Zduplikowanie funkcjonującego już genu stwarza obszar mutacji niezależny w stosunku do genu pierwotnego. Ponieważ mutacje są przypadkowe, dwa na początku identyczne geny mogą mutować w różnych miejscach, a co za tym idzie ewoluować w różnych kierunkach. Jeżeli oba geny będą ulegały ekspresji, to jest według zawartego w nich zapisu syntetyzowane będą białka, dobór naturalny może doprowadzić do ich całkowitego zróżnicowania, tak że po upływie określonego czasu staną się one dwoma zupełnie różnymi genami. Ten sposób tworzenia genu, a więc przez zmianę sprawdzonej już uprzednio i funkcjonującej sekwencji, zabiera niewątpliwie mniej czasu niż wspomniane na początku utworzenie funkcjonalnej jednostki z odcinka o całkowicie przypadkowej sekwencji. W DNA występują również tak zwane sekwencje palindromowe. Palindrom to sekwencja liter lub słów czytających się tak samo w obie strony, jak np. słowo KAJAK lub zdanie: „Kobyła ma mały bok”. Sekwencje zasad ułożone w palindromy okazały się dość częste w DNA zarówno u pro-, jak i eukariontów. W przypadku dwuniciowego DNA palindrom oznacza rejon DNA odznaczający się podwójną symetrią obrotową. Obecność palindromów w cząsteczce jednoniciowego tRNA umożliwia powstawanie rejonów dwuniciowych nadających określoną strukturę przestrzenną. Z drugiej strony symetria palindromowej sekwencji w dwu- niciowym DNA stanowi idealne miejsce oddziaływania z białkami, których struktura przestrzenna zawiera element odpowiadającej symetrii, np. symetryczne ułożenie pod jednostek.

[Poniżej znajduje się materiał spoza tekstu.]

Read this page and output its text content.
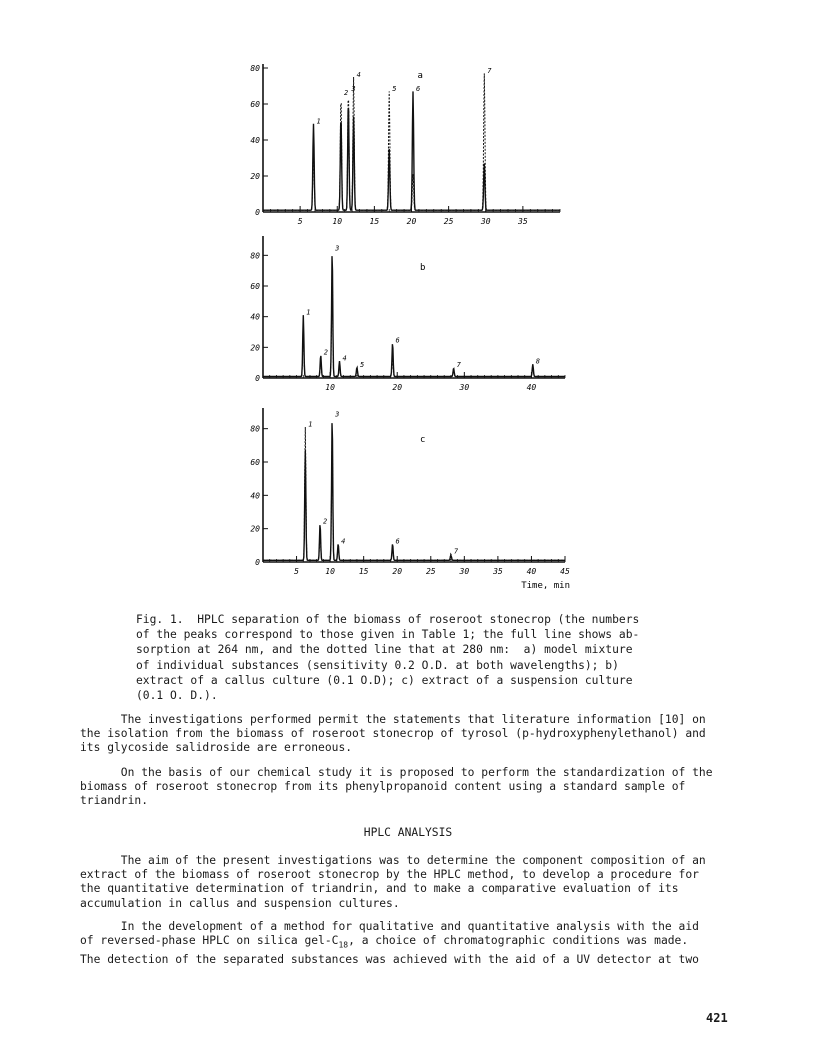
0
20
40
60
80
5	10	15	20	25	30	35
a
1
2 3
4
5	6
7
0
20
40
60
80
10	20	30	40
b
1
2
3
4
5
6
7	8
0
20
40
60
80
5	10	15	20	25	30	35	40	45
c
1
2
3
4	6
7
Time, min
Fig. 1.  HPLC separation of the biomass of roseroot stonecrop (the numbers
of the peaks correspond to those given in Table 1; the full line shows ab-
sorption at 264 nm, and the dotted line that at 280 nm:  a) model mixture
of individual substances (sensitivity 0.2 O.D. at both wavelengths); b)
extract of a callus culture (0.1 O.D); c) extract of a suspension culture
(0.1 O. D.).
The investigations performed permit the statements that literature information [10] on
the isolation from the biomass of roseroot stonecrop of tyrosol (p-hydroxyphenylethanol) and
its glycoside salidroside are erroneous.
On the basis of our chemical study it is proposed to perform the standardization of the
biomass of roseroot stonecrop from its phenylpropanoid content using a standard sample of
triandrin.
HPLC ANALYSIS
The aim of the present investigations was to determine the component composition of an
extract of the biomass of roseroot stonecrop by the HPLC method, to develop a procedure for
the quantitative determination of triandrin, and to make a comparative evaluation of its
accumulation in callus and suspension cultures.
In the development of a method for qualitative and quantitative analysis with the aid
of reversed-phase HPLC on silica gel-$C_{18}$, a choice of chromatographic conditions was made.
The detection of the separated substances was achieved with the aid of a UV detector at two
421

W czasie podgrzewania roztworu DNA, na skutek wzrastającej energii ruchów termicznych poszczególnych atomów zerwaniu ulegają wiązania wodorowe łączące dwa komplementarne łańcuchy podwójnej spirali. Proces ten nazywa się denaturacją DNA, a temperatura, w której następuje przejście formy dwuniciowej w formę jednoniciową — temperaturą topnienia DNA. Proces denaturacji jest jednak odwracalny. Obniżenie temperatury roztworu poniżej temperatury topnienia umożliwia powtórne odtworzenie struktury dwuniciowej pomiędzy komplementarnymi nićmi. Całkowicie prawidłowe odtworzenie pierwotnej postaci dwuniciowej związane jest z pewnymi warunkami. Przede wszystkim proces renaturacji musi zachodzić bardzo wolno, a więc w temperaturze bliskiej punktowi topnienia. Tylko wówczas nieprawidłowo sparowane elementy łańcuchów mogą ulec powtórnemu rozczepieniu i odszukać swoje właściwe pozycje. Britten i Davidson przeprowadzili następujące rozumowanie. Załóżmy, że fragmentujemy cały badany DNA na krótkie odcinki o mniej więcej jednakowej długości, np. kilkuset par nukleotydów. Odcinki te denaturujemy, a następnie umożliwiamy ich re- naturację. Od czego będzie zależała szybkość renaturacji, to jest liczba odcinków dwuniciowych, powstających w jednostce czasu? Wśród przypadkowo rozmieszczonych w roztworze sekwencji jednoniciowych odtworzenie formy dwuniciowej nastąpi wówczas, gdy spotkają się dwa odcinki o sekwencjach komplementarnych.